Henri Konan Bédié et le PDCI-RDA étaient attendus; ils n’ont pas manqué le coche et peuvent être déclarés grands vainqueurs des élections locales couplées (municipales et régionales) du 13 octobre 2018.
Pour eux et sous de défavorables auspices après leur refus du Parti unifié RHDP, les carottes paraissaient cuites: d’un côté, des dissidents prêts à tout pour leur faire plier l’échine en usurpant même le logo de l’ex-parti unique sur leurs affiches de campagne; de l’autre, une justice aux ordres et un pouvoir grincheux pour porter l’estocade.
Bédié et le PDCI-RDA ont été poursuivis dans leur dernier retranchement jusqu’à la veille des consultations. Les boucs émissaires sont parvenus à rabaisser le caquet aux matadors.

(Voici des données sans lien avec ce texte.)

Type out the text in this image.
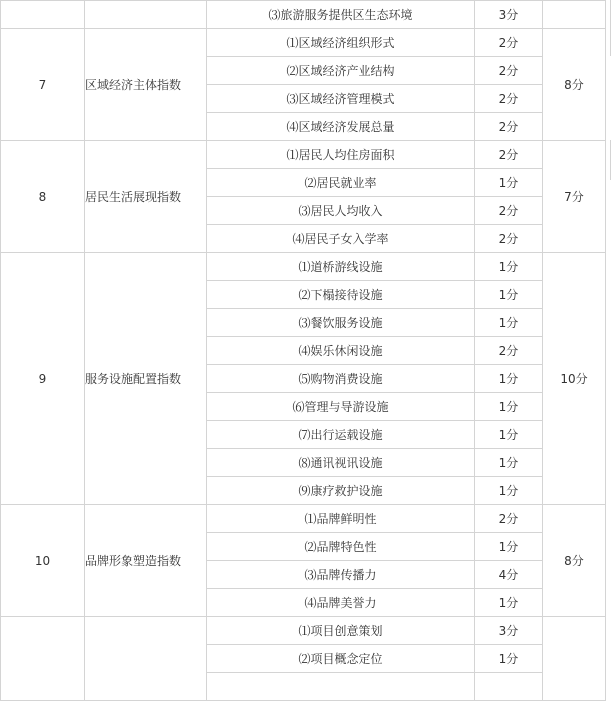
		⑶旅游服务提供区生态环境	3分	
7	区域经济主体指数	⑴区域经济组织形式	2分	8分
		⑵区域经济产业结构	2分	
		⑶区域经济管理模式	2分	
		⑷区域经济发展总量	2分	
8	居民生活展现指数	⑴居民人均住房面积	2分	7分
		⑵居民就业率	1分	
		⑶居民人均收入	2分	
		⑷居民子女入学率	2分	
9	服务设施配置指数	⑴道桥游线设施	1分	10分
		⑵下榻接待设施	1分	
		⑶餐饮服务设施	1分	
		⑷娱乐休闲设施	2分	
		⑸购物消费设施	1分	
		⑹管理与导游设施	1分	
		⑺出行运载设施	1分	
		⑻通讯视讯设施	1分	
		⑼康疗救护设施	1分	
10	品牌形象塑造指数	⑴品牌鲜明性	2分	8分
		⑵品牌特色性	1分	
		⑶品牌传播力	4分	
		⑷品牌美誉力	1分	
		⑴项目创意策划	3分	
		⑵项目概念定位	1分	
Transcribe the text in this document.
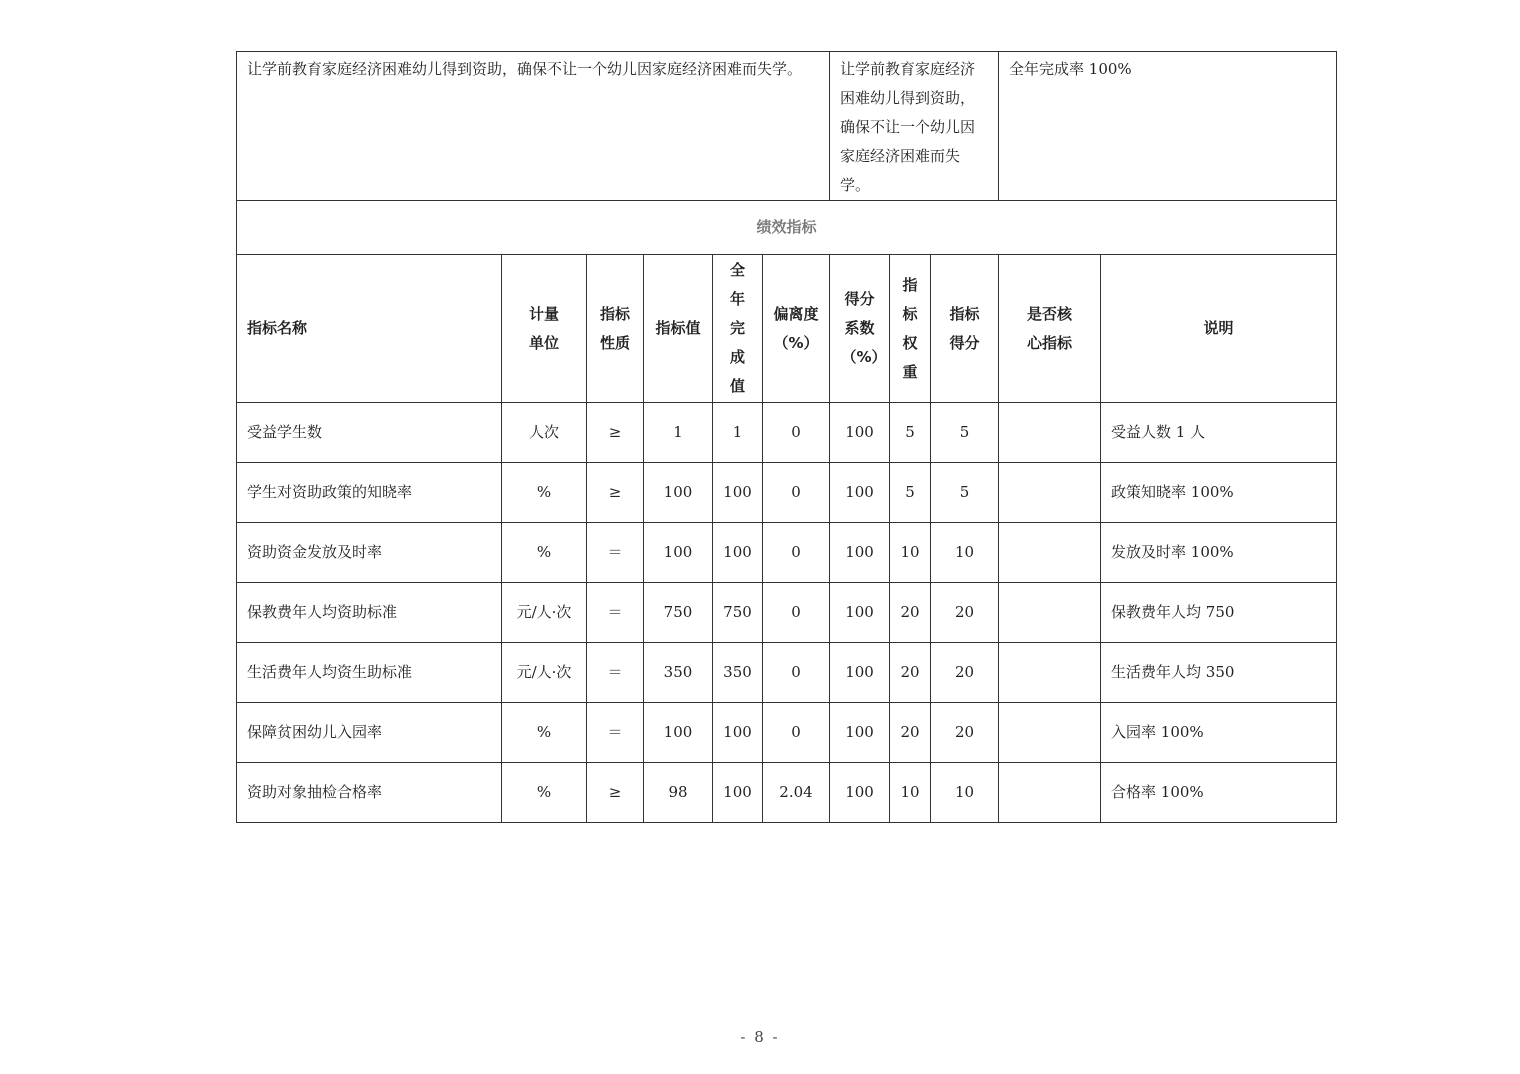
让学前教育家庭经济困难幼儿得到资助，确保不让一个幼儿因家庭经济困难而失学。						让学前教育家庭经济困难幼儿得到资助，确保不让一个幼儿因家庭经济困难而失学。			全年完成率 100%	
绩效指标										
指标名称	计量单位	指标性质	指标值	全年完成值	偏离度（%）	得分系数（%）	指标权重	指标得分	是否核心指标	说明
受益学生数	人次	≥	1	1	0	100	5	5		受益人数 1 人
学生对资助政策的知晓率	%	≥	100	100	0	100	5	5		政策知晓率 100%
资助资金发放及时率	%	＝	100	100	0	100	10	10		发放及时率 100%
保教费年人均资助标准	元/人·次	＝	750	750	0	100	20	20		保教费年人均 750
生活费年人均资生助标准	元/人·次	＝	350	350	0	100	20	20		生活费年人均 350
保障贫困幼儿入园率	%	＝	100	100	0	100	20	20		入园率 100%
资助对象抽检合格率	%	≥	98	100	2.04	100	10	10		合格率 100%
- 8 -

Non seulement Bédié, en manoeuvrant habilement, a réussi un coup de maître, mais le plus vieux parti du pays, ragaillardi par les coups de boutoir, convainc de son ancrage socio-politique.
Du coup, la justice a renoncé à son harcèlement, le pouvoir essaie de mettre un peu d’eau dans son gnanmakoudji (de réglement de compte) et le PDCI-RDA a reconquis ses bastions traditionnels dont Yamoussokro.
Mieux, à Abidjan, le parti a fait mordre la poussière au RDR et à sa coalition du RHDP dans deux communes emblématiques: Cocody, quartier de résidence de l’élite, et le Plateau, quartier d’affaires et siège des Institutions.
En attendant les résultats dans neuf communes et trois régions, le PDCI-RDA engrange 47 communes sur 188 (soit 25?) et cinq régions sur 27 (soit 18.51?) contre respectivement 90 (soit 47.87%) et 18 (soit 66.66%) pour le Parti unifié RHDP.
Ces chiffres qui peuvent laisser penser à un raz-de-marée électoral de l’écurie d’Alassane Ouattara, cachent le poids démographique et électoral des forces en présence.
Le Parti unifié RHDP maintient l’exclusivité sur sa chasse gardée: le Nord du pays où il y a encore, en 2018, des candidatures uniques avec 100% de suffrages exprimés. Mais cette partie du pays, désertée par ses ressortissants, représente environ 1/5 du corpus électoral (6.595.899 électeurs); les 4/5 revenant à Abidjan et au Sud du pays.
De ce fait, si les 90 communes du RHDP essentiellement glanées au Nord pourraient ne rassembler qu’environ 200.000 électeurs (avec des micro-communes d’environ deux mille inscrits), les 47 du PDCI-RDA sont susceptibles de concerner plus d’un million d’électeurs.
L’ex-parti unique apparaît ainsi comme un poids lourd qui aimante l’opposition en général dans la perspective de la présidentielle de 2020.
Pour cette échéance qu’ils lorgnent, Soro Kigbafori Guillaume et ses suiveurs peuvent faire grise mine. À l’occasion de ces consultations, ils ont refusé la discipline de parti au RHDP et tenté une répétition générale qui a tourné au cauchemar politique.
Hamed Bakayoko « a tchoun » la commune abidjanaise d’Abobo en battant Koné Tehfour, candidat soutenu par Soro.
Il en fut de même pour deux figures de proue du soroïsme: Michel Lobognon Agnima, maire sortant de Fresco et président du mouvement politique pro-Soro baptisé « Alliance du 3 avril », et Célestine Olibé Tazéré, vice-présidente de l’Assemblée nationale. Ils ont perdu face à leurs camarades de parti, signe que les temps ont changé et qu’il y a peut-être souvent beaucoup de bruit politique pour…rien.